My terrier mutts, Huitzilopochtli and Quetzalcoatl, formerly the Little Girls before they got a taste for blood, have nailed another squirrel and a rabbit in our back yard. They don’t eat them; they just kill them and drop them in a hole Diggy Dog has been, well, digging. (I don’t think he knew he was digging a cache. He just likes to dig and there isn’t an Aztec god who’s a complete wimp that likes to dig.)
What happened with the squirrel is that they cornered it, then Quetzi flushed it and Huitzi killed it, biting through its heart so she got a mouth, chest, and stomach full of blood, which she threw up later from all of the excitement. With the rabbit, wife said they jumped from their blind and double-teamed it.
“Blind? What blind,” I asked.
“Diggy dug them one on the yard side of the juniper bush like the one he dug on the other side so he could spy on the neighbors. He keeps dry leaves out of them so they don’t make any noise. I think he’s hoping for bison to come by, but when the neighbors were all drinking and doing some home improvements he and Grand Bulldog sat in it and watched them for hours, like it was a comedy show.”
“Dogs make and use blinds?”
“They do.”
So, the question is: Do dogs make and use blinds? Never heard of it myself, though other animals do. OTOH, I already knew dogs like slapstick humor.
You ask a very legitimate question, but I find myself somewhat distracted by your choice for the names of your dogs. Why Aztec? Do you use their entire multi-syllabic names when you call them?
Hrrr… I see in review that they are named Huitzi and Quetzi.
Nice… very nice.
One of my closest friend has a delightful canine named ‘Bella’.
That is short for ‘Canni-Bella’. First litter didn’t go so well for all involved.
Sometimes, we forget that they aren’t really humans.

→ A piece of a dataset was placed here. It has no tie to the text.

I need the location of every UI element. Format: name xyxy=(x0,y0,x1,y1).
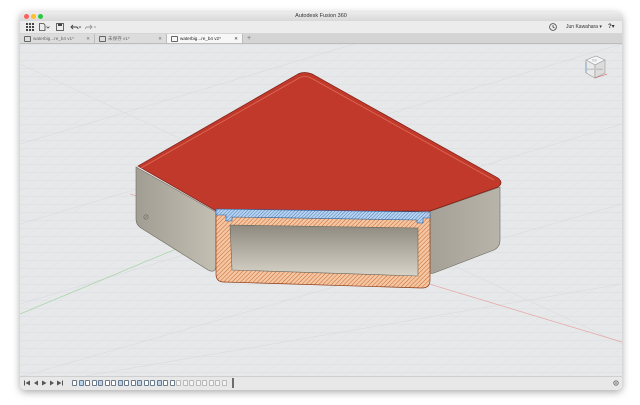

Maybe it’s an instinct to build a den and it just so happens it makes an excellent blind. That’s all I got.
Dogs (like their ancestral wolves) generally are pursuit hunters, not ambush predators like cats. It sounds like they have just adopted a concealed resting place, that fortuitously enables them to get the jump on prey. I don’t think this is typical behavior.
I have hunted with dogs most of my life. The only dogs I have seen working from blinds are mostly small breeds like terriers and my chihuahua. They seem to have more of an ambush style than some of the larger dogs. When my girlfriend puts food out for the squirrels my dog will lay very still crouched behind natural cover for an ambush, I have never witnessed him or any other dog modify a natural blind but I do believe they probably do in some cases. They may have learned it by accident. I put myself on ther believer side.
I think Foghorn Leghorn put it best:
“Mutts, Ah say, mutts is nuts.”
Sounds like you need another little dog to double-team the tree rats. My Cockers used this method: The old one would dodder along absent-mindedly, then when she had a squirrel’s attention she would show great interest in something she found, smelling it and digging at it. Rodents are too curious for their own good (coyotes use this trick on prairie dogs) and would climb out of a tree to see what was so interesting. Then the other dog would nail it and they would play tug of war with the carcass until it tore in two. I think they ate them completely because I’d find chunks of squirrel tail fur in their stool.